Queridos hermanos en Xto, el Señor;
Hoy, domingo de la octava de Pascua, la Iglesia celebra el día de la divina misericordia. Es decir, celebra el hecho de que todo un Dios se digne tener compasión de nosotros y perdone todos nuestros pecados y miserias. Hablar de la misericordia divina, lleva implícito otro adjetivo que es inseparable a Dios: me refiero al de infinito. Por tanto, Dios perdona todo siempre. Y si Dios perdona nuestros pecados, deberá ser, únicamente porque los cometemos. Las malas acciones de los hombres, no siempre pueden ser catalogados simplemente como una vulneración de un código ético o jurídico, sino que va contra la misma naturaleza del hombre, y constituye un atentado al mismo Dios.
En nuestra sociedad, el ordenamiento jurídico va recogiendo poco a poco, las distintas leyes que la sociedad se da a sí misma para protegerse y para darse ciertas normas de conducta. Estas leyes, se van aprobando o derogando en función de las necesidades y costumbres de la sociedad, y se puede asegurar que el ordenamiento jurídico de una nación, en muchos casos, es un reflejo fiel de la moralidad y de la forma de vida de sus habitantes. Los gobernantes de las naciones terminan por elevar a rango de ley determinadas aspiraciones de sus gobernados; de este modo nos encontramos que la norma jurídica de una sociedad, la va constituyendo las formas de vida, los cambios de pensamiento e incluso las modas que se vayan arraigando en dicha sociedad.

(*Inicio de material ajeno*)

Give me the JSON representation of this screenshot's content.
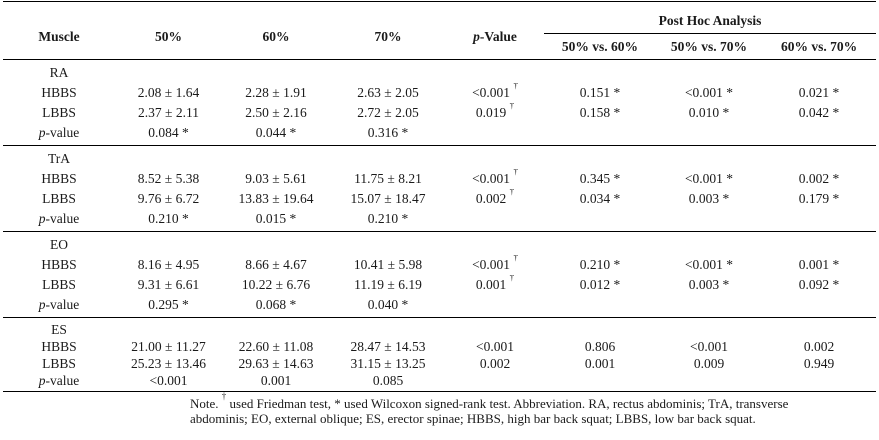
{
  "page": {
    "background": "#ffffff",
    "text_color": "#1a1a1a",
    "rule_color": "#000000"
  },
  "table": {
    "header": {
      "muscle": "Muscle",
      "loads": [
        "50%",
        "60%",
        "70%"
      ],
      "p_value": {
        "italic": "p",
        "rest": "-Value"
      },
      "post_hoc_title": "Post Hoc Analysis",
      "post_hoc_cols": [
        "50% vs. 60%",
        "50% vs. 70%",
        "60% vs. 70%"
      ]
    },
    "sections": [
      {
        "muscle": "RA",
        "rows": [
          {
            "label": "HBBS",
            "loads": [
              "2.08 ± 1.64",
              "2.28 ± 1.91",
              "2.63 ± 2.05"
            ],
            "p": {
              "v": "<0.001",
              "m": "†"
            },
            "post_hoc": [
              "0.151 *",
              "<0.001 *",
              "0.021 *"
            ]
          },
          {
            "label": "LBBS",
            "loads": [
              "2.37 ± 2.11",
              "2.50 ± 2.16",
              "2.72 ± 2.05"
            ],
            "p": {
              "v": "0.019",
              "m": "†"
            },
            "post_hoc": [
              "0.158 *",
              "0.010 *",
              "0.042 *"
            ]
          },
          {
            "label": "p-value",
            "italic_p": true,
            "loads": [
              "0.084 *",
              "0.044 *",
              "0.316 *"
            ],
            "p": {
              "v": ""
            },
            "post_hoc": [
              "",
              "",
              ""
            ]
          }
        ]
      },
      {
        "muscle": "TrA",
        "rows": [
          {
            "label": "HBBS",
            "loads": [
              "8.52 ± 5.38",
              "9.03 ± 5.61",
              "11.75 ± 8.21"
            ],
            "p": {
              "v": "<0.001",
              "m": "†"
            },
            "post_hoc": [
              "0.345 *",
              "<0.001 *",
              "0.002 *"
            ]
          },
          {
            "label": "LBBS",
            "loads": [
              "9.76 ± 6.72",
              "13.83 ± 19.64",
              "15.07 ± 18.47"
            ],
            "p": {
              "v": "0.002",
              "m": "†"
            },
            "post_hoc": [
              "0.034 *",
              "0.003 *",
              "0.179 *"
            ]
          },
          {
            "label": "p-value",
            "italic_p": true,
            "loads": [
              "0.210 *",
              "0.015 *",
              "0.210 *"
            ],
            "p": {
              "v": ""
            },
            "post_hoc": [
              "",
              "",
              ""
            ]
          }
        ]
      },
      {
        "muscle": "EO",
        "rows": [
          {
            "label": "HBBS",
            "loads": [
              "8.16 ± 4.95",
              "8.66 ± 4.67",
              "10.41 ± 5.98"
            ],
            "p": {
              "v": "<0.001",
              "m": "†"
            },
            "post_hoc": [
              "0.210 *",
              "<0.001 *",
              "0.001 *"
            ]
          },
          {
            "label": "LBBS",
            "loads": [
              "9.31 ± 6.61",
              "10.22 ± 6.76",
              "11.19 ± 6.19"
            ],
            "p": {
              "v": "0.001",
              "m": "†"
            },
            "post_hoc": [
              "0.012 *",
              "0.003 *",
              "0.092 *"
            ]
          },
          {
            "label": "p-value",
            "italic_p": true,
            "loads": [
              "0.295 *",
              "0.068 *",
              "0.040 *"
            ],
            "p": {
              "v": ""
            },
            "post_hoc": [
              "",
              "",
              ""
            ]
          }
        ]
      },
      {
        "muscle": "ES",
        "rows": [
          {
            "label": "HBBS",
            "loads": [
              "21.00 ± 11.27",
              "22.60 ± 11.08",
              "28.47 ± 14.53"
            ],
            "p": {
              "v": "<0.001"
            },
            "post_hoc": [
              "0.806",
              "<0.001",
              "0.002"
            ]
          },
          {
            "label": "LBBS",
            "loads": [
              "25.23 ± 13.46",
              "29.63 ± 14.63",
              "31.15 ± 13.25"
            ],
            "p": {
              "v": "0.002"
            },
            "post_hoc": [
              "0.001",
              "0.009",
              "0.949"
            ]
          },
          {
            "label": "p-value",
            "italic_p": true,
            "loads": [
              "<0.001",
              "0.001",
              "0.085"
            ],
            "p": {
              "v": ""
            },
            "post_hoc": [
              "",
              "",
              ""
            ]
          }
        ]
      }
    ]
  },
  "footnote": {
    "line1": [
      {
        "t": "Note. "
      },
      {
        "t": "†",
        "sup": true
      },
      {
        "t": " used Friedman test, * used Wilcoxon signed-rank test. Abbreviation. RA, rectus abdominis; TrA, transverse"
      }
    ],
    "line2": "abdominis; EO, external oblique; ES, erector spinae; HBBS, high bar back squat; LBBS, low bar back squat."
  }
}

No obstante, no siempre las leyes, las formas de vida sociales, los cambios de pensamientos o las modas de un momento determinado, se pueden clasificar como moralmente aceptables: situaciones totalmente legales son también totalmente inmorales y son pecados en sí mismos, al margen de su consideración jurídica o social: por ejemplo, los malos tratos.

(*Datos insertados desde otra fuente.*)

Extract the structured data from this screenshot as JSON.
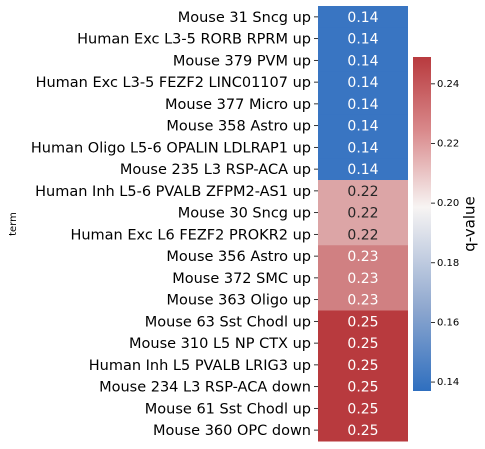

Por otro lado, tanto los gobernantes como gran parte de la sociedad alega, cada uno en su ámbito, que los tiempos cambian y que las situaciones sociales van variando en función de ciertas necesidades; se dice, que todo el mundo ve bien determinadas formas de vida o determinadas acciones, y que por lo mismo éstas ya no pueden ser motivo de condena. Y así, lo que antes era considerado como malo o pecaminoso, pasa ahora a ser tenido como bueno y perteneciente a la normalidad de la vida. Hoy vemos mal ciertas cuestiones como la discriminación o el tráfico ilegal de niños para la adopción. Todos estamos seguros de que son inmorales. Pero hemos de tener en cuenta que la discriminación, por ejemplo, está legalizada y aceptada, total o parcialmente, en algunos países y culturas, por lo que debería ser considerada pecado en ciertos lugares mientras que en otros no. O, en el caso del tráfico ilegal de niños, podemos pensar que ahora lo vemos inmoral, pero pudiera suceder, como ha sucedido con otras materias como el aborto, que las generaciones futuras lo tengan por una costumbre perfectamente normal, por lo que ya no podría ser reprensible.

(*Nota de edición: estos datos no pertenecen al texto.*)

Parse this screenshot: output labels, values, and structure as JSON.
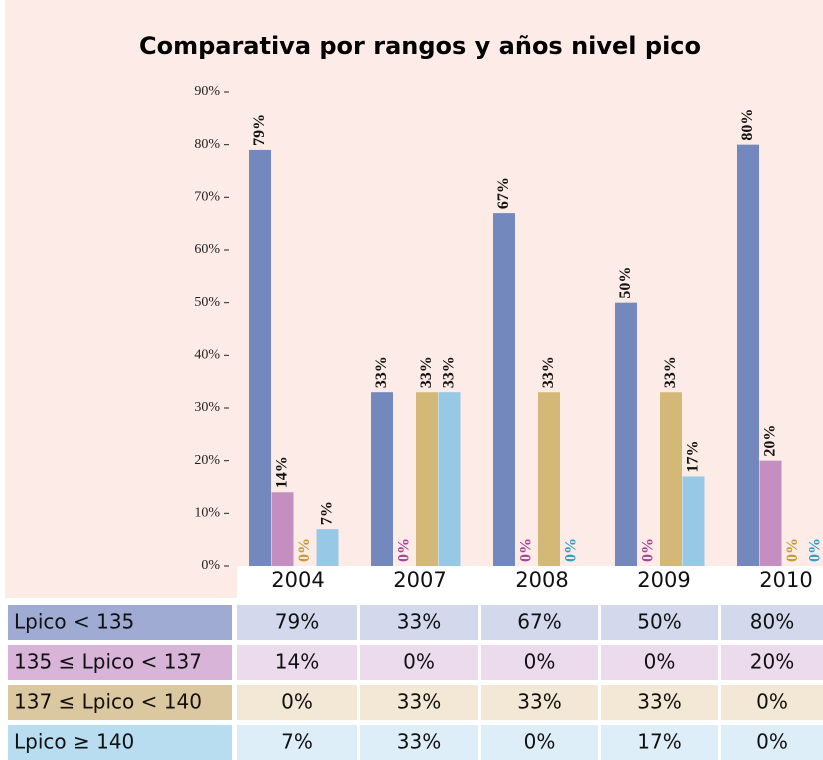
{
  "chart_data": {
    "type": "bar",
    "title": "Comparativa por rangos y años nivel pico",
    "categories": [
      "2004",
      "2007",
      "2008",
      "2009",
      "2010"
    ],
    "series": [
      {
        "name": "Lpico < 135",
        "color": "#7388bd",
        "label_color": "#9b3f93",
        "header_color": "#9fabd3",
        "cell_color": "#d3d8ec",
        "values": [
          79,
          33,
          67,
          50,
          80
        ],
        "value_labels": [
          "79%",
          "33%",
          "67%",
          "50%",
          "80%"
        ]
      },
      {
        "name": "135 ≤ Lpico < 137",
        "color": "#c48fc0",
        "label_color": "#a8419c",
        "header_color": "#d8b4d8",
        "cell_color": "#ecdaed",
        "values": [
          14,
          0,
          0,
          0,
          20
        ],
        "value_labels": [
          "14%",
          "0%",
          "0%",
          "0%",
          "20%"
        ]
      },
      {
        "name": "137 ≤ Lpico < 140",
        "color": "#d4b877",
        "label_color": "#c49a2a",
        "header_color": "#dcc8a0",
        "cell_color": "#f3e8d5",
        "values": [
          0,
          33,
          33,
          33,
          0
        ],
        "value_labels": [
          "0%",
          "33%",
          "33%",
          "33%",
          "0%"
        ]
      },
      {
        "name": "Lpico ≥ 140",
        "color": "#97c8e6",
        "label_color": "#2a9fc9",
        "header_color": "#b8dcf0",
        "cell_color": "#deeef8",
        "values": [
          7,
          33,
          0,
          17,
          0
        ],
        "value_labels": [
          "7%",
          "33%",
          "0%",
          "17%",
          "0%"
        ]
      }
    ],
    "ylim": [
      0,
      90
    ],
    "yticks": [
      {
        "value": 0,
        "label": "0%"
      },
      {
        "value": 10,
        "label": "10%"
      },
      {
        "value": 20,
        "label": "20%"
      },
      {
        "value": 30,
        "label": "30%"
      },
      {
        "value": 40,
        "label": "40%"
      },
      {
        "value": 50,
        "label": "50%"
      },
      {
        "value": 60,
        "label": "60%"
      },
      {
        "value": 70,
        "label": "70%"
      },
      {
        "value": 80,
        "label": "80%"
      },
      {
        "value": 90,
        "label": "90%"
      }
    ],
    "background": "#fcebe6"
  }
}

Así, llegamos a un situación ridícula en la que lo moral o lo inmoral, lo que constituye o no el pecado, lo dictan los momentos históricos, las sociedades o los ordenamientos jurídicos de las naciones. El hombre cambia, cierto, pero Dios es inmutable. Dios no da leyes de actuación con fecha de caducidad. Existen actos buenos y actos malos; existen los actos pecaminosos y los actos virtuosos. Y estos son siempre los mismos, por encima del espacio y del tiempo. No podemos engañarnos y justificar nuestras conciencias afirmando que lo que ayer era motivo de condenación hoy no lo es. Otra cuestión será el modo de enfocar un pecado determinado, en función de las circunstancias sociales, culturales o personales de cada cual.
Lo que hoy está sucediendo es que estamos tratando de negar, simple y llanamente, la misma existencia del pecado; intentamos barnizar lo malo con un tinte bueno, y caemos de este modo en el único pecado que se puede considerar realmente peligroso, en el sentido de que Dios no lo perdona porque el hombre así lo quiere. La misericordia de Dios es infinita y todo, absolutamente todo, lo perdona; todos los hombres pueden acogerse al perdón divino con la más completa seguridad de que, efectivamente, siempre serán perdonados de todos sus pecados, independientemente de cuáles sean estos. Pero, cuando Dios se encuentra con un hombre que no acepta su perdón, nada puede hacer. Una sociedad inmoral podrá ser convertida pero una amoral está condenada al fracaso.
Sin embargo, nadie tiene el derecho de condenar al pecador, por muy horrible que sea el pecado cometido. El pecador que se arrepiente y confiesa su pecado a Dios, a través del sacramento de la penitencia, siempre deberá ser acogido por el sacerdote con la mayor caridad y comprensión, pues se trata nada más y nada menos de un alma que quiere volver a Dios; lo cual es suficiente título para ser totalmente respetada y animada, no para ser humillada y condenada. Todos tenemos la capacidad de cometer las mejores acciones o los más viles pecados, por lo que nadie, absolutamente nadie, tiene el derecho de señalar a su prójimo y considerarse superior a él. Dios juzgará a cada cual en el momento que El tenga dispuesto; nosotros no nos adelantemos y no juguemos a ser Dios, que seguro que lo haremos peor que El.